Se había sentido feliz durante los pocos minutos que tuvo al niño en brazos; mucho más feliz de lo que imaginaba. Aquella misma mañana había sido víctima de un gran desfallecimiento. Se había dicho y repetido que tenía todo cuanto deseaba, y una voz interior se obstinaba en responder que no le importaba nada todo aquello. A la luz del día, la cinta y la condecoración le parecían fruslerías sin importancia; puro oropel. No llegaba a sentirse contento de sí mismo. Había algo vagamente ridículo en aquel título de «sir Horatio Hornblower», igual que siempre había sentido que había algo ligeramente ridículo en su propia persona.

Intentó consolarse pensando en todo el dinero que ya poseía. Le esperaba una vida tranquila y segura; ya no se vería nunca más en la necesidad de empeñar su espada, ni se sentiría violento en sociedad por culpa de las hebillas de sus zapatos, que no eran de oro. Sin embargo, pensar que todo eso era cierto y verdadero le asustaba. Le parecía como una condena de expatriación; sentía añoranza por las largas semanas pasadas en el castillo de De Graçay. Recordaba la ansiedad y la impaciencia que le había consumido allí. Molestias e inseguridad que, mientras las estaba pasando, le parecieron desdichas irreparables; pero resultaba que ahora le atraían, aunque resultase difícil de creer.
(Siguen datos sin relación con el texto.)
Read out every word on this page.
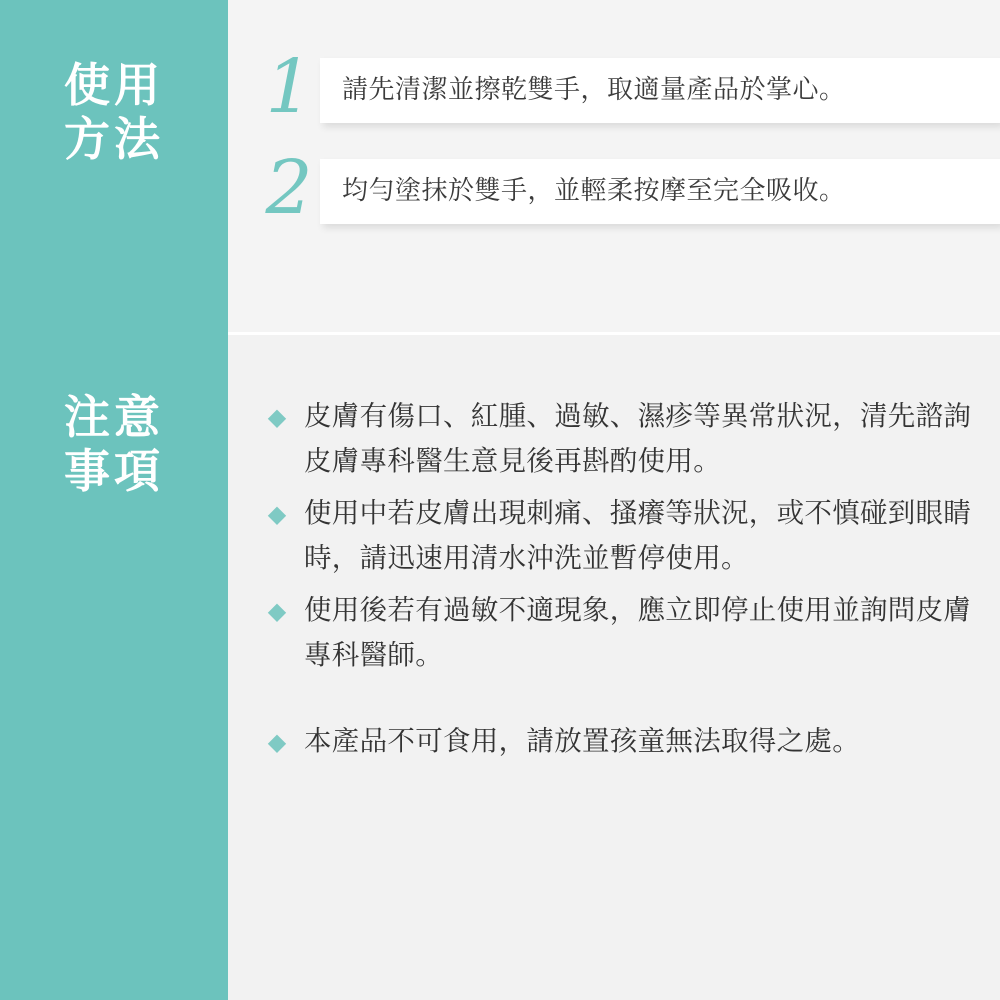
使用
方法
1 請先清潔並擦乾雙手，取適量產品於掌心。
2 均勻塗抹於雙手，並輕柔按摩至完全吸收。
注意
事項
◆ 皮膚有傷口、紅腫、過敏、濕疹等異常狀況，清先諮詢皮膚專科醫生意見後再斟酌使用。
◆ 使用中若皮膚出現刺痛、搔癢等狀況，或不慎碰到眼睛時，請迅速用清水沖洗並暫停使用。
◆ 使用後若有過敏不適現象，應立即停止使用並詢問皮膚專科醫師。
◆ 本產品不可食用，請放置孩童無法取得之處。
Había envidiado a ciertos capitanes colegas suyos a cuyas acciones los periódicos habían dedicado varias columnas. Pero ahora descubría que esas cosas cansan muy deprisa, que resultan un manjar bastante indigesto. Ni Bush ni Brown le querrían más, ni tampoco dejarían de quererle, por lo que el Times dijera de él. Hornblower traicionaría el amor de los que más le habían amado, y también tenía sus buenas razones para temer que no faltarían rivales que le detestarían más. Ayer mismo había recibido los homenajes de una multitud de gente; eso no aumentaba de ningún modo la buena opinión que él tenía sobre la multitud, y además, comprendía que se arraigaba en él un amargo desprecio por las altas esferas que las gobernaban. En su interior, el hombre acostumbrado a luchar y el ser humanitario se estremecían de disgusto.

La felicidad era como una ruta del mar Muerto que, apenas abierta, se convierte en cenizas en la boca. Así pensaba Hornblower, generalizando sin discernimiento, fiándose de su propia experiencia. La esperanza y no la posesión era lo que daba la felicidad, y ahora que había hecho este descubrimiento, su escepticismo le impedía incluso disfrutar de la dicha de la espera. Sospechaba de todo y de todos. Una libertad que no pudo conseguir sino a costa de la muerte de su mujer era una libertad que no valía la pena disfrutar. Los honores concedidos por aquellos a quienes no les costaba nada otorgarlos no podían llamarse honores. Lo que la vida daba con una mano, lo quitaba con la otra. La carrera política con la que tanto había soñado se le abriría ahora, sobre todo gracias a la influencia de los Wellesley, y, sin embargo, ya veía con aterradora claridad cuánto llegaría a odiar aquella carrera. Por unos instantes había sido feliz con su hijo, y con gran cinismo se preguntaba si aquella felicidad podría durar treinta años.

Sus ojos se volvieron a encontrar con los de Bárbara y supo que, si él quisiera, ella sería suya. Para aquellos que nada sabían ni nada comprendían y creían que su vida era una novela romántica, cuando en realidad era de lo más prosaico que darse pueda, sería un final de novela. Bárbara le sonreía y Hornblower se dio cuenta de que le temblaban los labios al sonreír.

Entonces recordó las palabras de Marie cuando le dijo que él era uno de esos hombres de los que las mujeres se enamoran fácilmente. Y se sintió violento por haber pensado en ella.